奈良県医師会 増田大徳
日本は今や世界でも有数の「長寿国」となりました。医療の進歩や生活環境の改善により、人生100年時代が現実のものとなりつつあります。
しかし、「長く生きること」が必ずしも「元気に生きること」とは限りません。年齢を重ねる中で、いかに健康を維持し、自立した生活を送るか──それが今後ますます重要になっていきます。
その中で見過ごされがちですが、私たちの健康寿命に大きな影響を及ぼすのが「慢性腎臓病(CKD)」です。CKDとは、腎臓の働きが徐々に低下していく病気で、血液中の老廃物や余分な水分を排出する機能が少しずつ損なわれていきます。初期の段階では症状がほとんどないため、多くの人が気づかないうちに進行してしまう「サイレントディジーズ(沈黙の病)」と呼ばれています。
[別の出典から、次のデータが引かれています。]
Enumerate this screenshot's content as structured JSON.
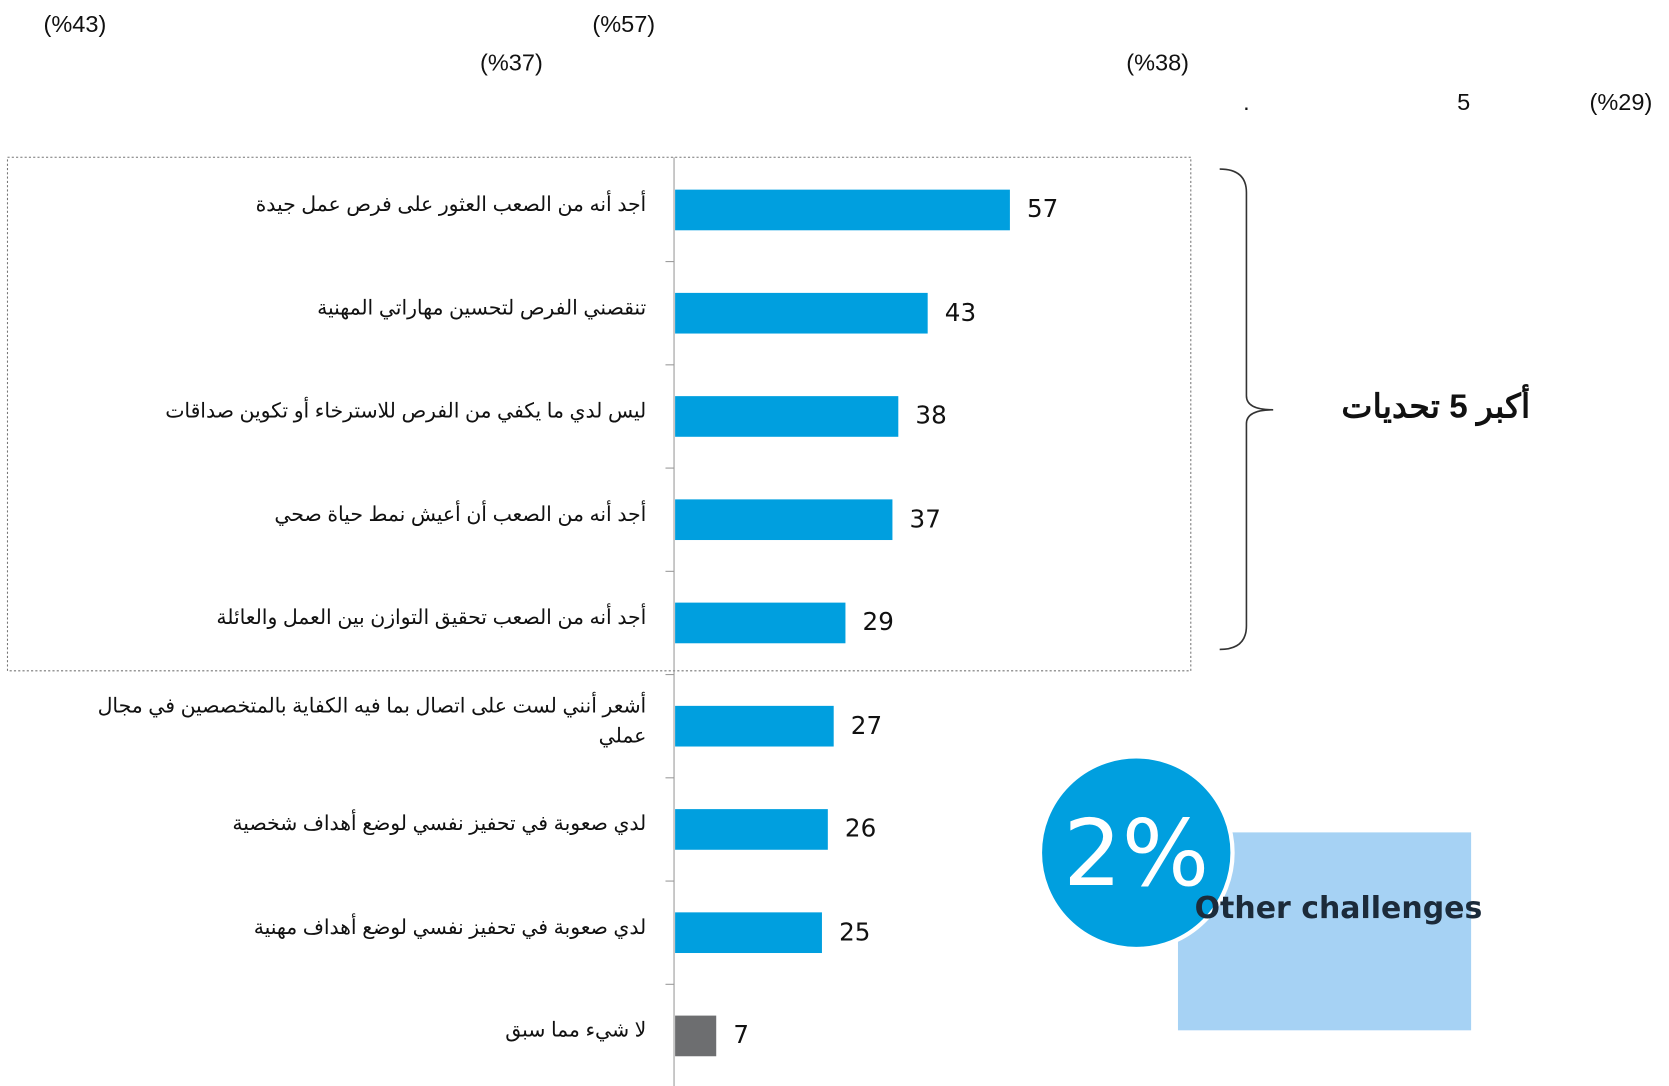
{
  "header_fragments": [
    "(%43)",
    "(%57)",
    "(%37)",
    "(%38)",
    "5",
    ".",
    "(%29)"
  ],
  "chart_data": {
    "type": "bar",
    "orientation": "horizontal",
    "categories": [
      "أجد أنه من الصعب العثور على فرص عمل جيدة",
      "تنقصني الفرص لتحسين مهاراتي المهنية",
      "ليس لدي ما يكفي من الفرص للاسترخاء أو تكوين صداقات",
      "أجد أنه من الصعب أن أعيش نمط حياة صحي",
      "أجد أنه من الصعب تحقيق التوازن بين العمل والعائلة",
      "أشعر أنني لست على اتصال بما فيه الكفاية بالمتخصصين في مجال عملي",
      "لدي صعوبة في تحفيز نفسي لوضع أهداف شخصية",
      "لدي صعوبة في تحفيز نفسي لوضع أهداف مهنية",
      "لا شيء مما سبق"
    ],
    "values": [
      57,
      43,
      38,
      37,
      29,
      27,
      26,
      25,
      7
    ],
    "colors": [
      "#009fdf",
      "#009fdf",
      "#009fdf",
      "#009fdf",
      "#009fdf",
      "#009fdf",
      "#009fdf",
      "#009fdf",
      "#6d6e70"
    ],
    "annotations": {
      "bracket_label": "أكبر 5 تحديات",
      "highlight_value": "2%",
      "highlight_label": "Other challenges"
    }
  }
}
現在、日本では「成人のおよそ8人に1人がCKDの疑いがある」とされており、その多くが高齢者です。糖尿病や高血圧といった生活習慣病が主な原因とされ、こうした病気を持つ方は腎臓にも注意が必要です。
さらにCKDが進行すると、腎不全に陥り、人工透析や腎移植が必要になることもあります。透析は生活の質を大きく制限し、精神的・身体的な負担も増大します。
CKDの予防と早期発見のためには、まず「自分の腎臓の状態を知ること」が重要です。健康診断では尿検査や血液検査を通して、腎機能の異常を早期に発見することが可能です。特に「尿たんぱく」や「血清クレアチニン」、「eGFR(推算糸球体濾過(ろか)量)」といった数値に注目しましょう。
また、日常生活において以下のような点を心がけることで、CKDの予防につながります。
- 減塩を意識した食事:1日6g未満を目安にし、味付けは控えめに。
- 適度な運動:毎日のウォーキングや体操など、無理なく続けられる運動を。
- 禁煙・節酒:タバコや過度な飲酒は腎臓にも悪影響を及ぼします。
- 水分補給を忘れずに:脱水は腎臓に負担をかけるため、特に高齢者は注意が必要です。
- 定期的な健康診断:少なくとも年に一度は検査を受け、自分の健康状態をチェックしましょう。
高齢になっても元気に、自分らしい生活を送り続けるためには、腎臓の健康を守ることがとても大切です。家族や周囲の方とも一緒に、生活習慣を見直し、腎臓病予防に取り組んでみてはいかがでしょうか。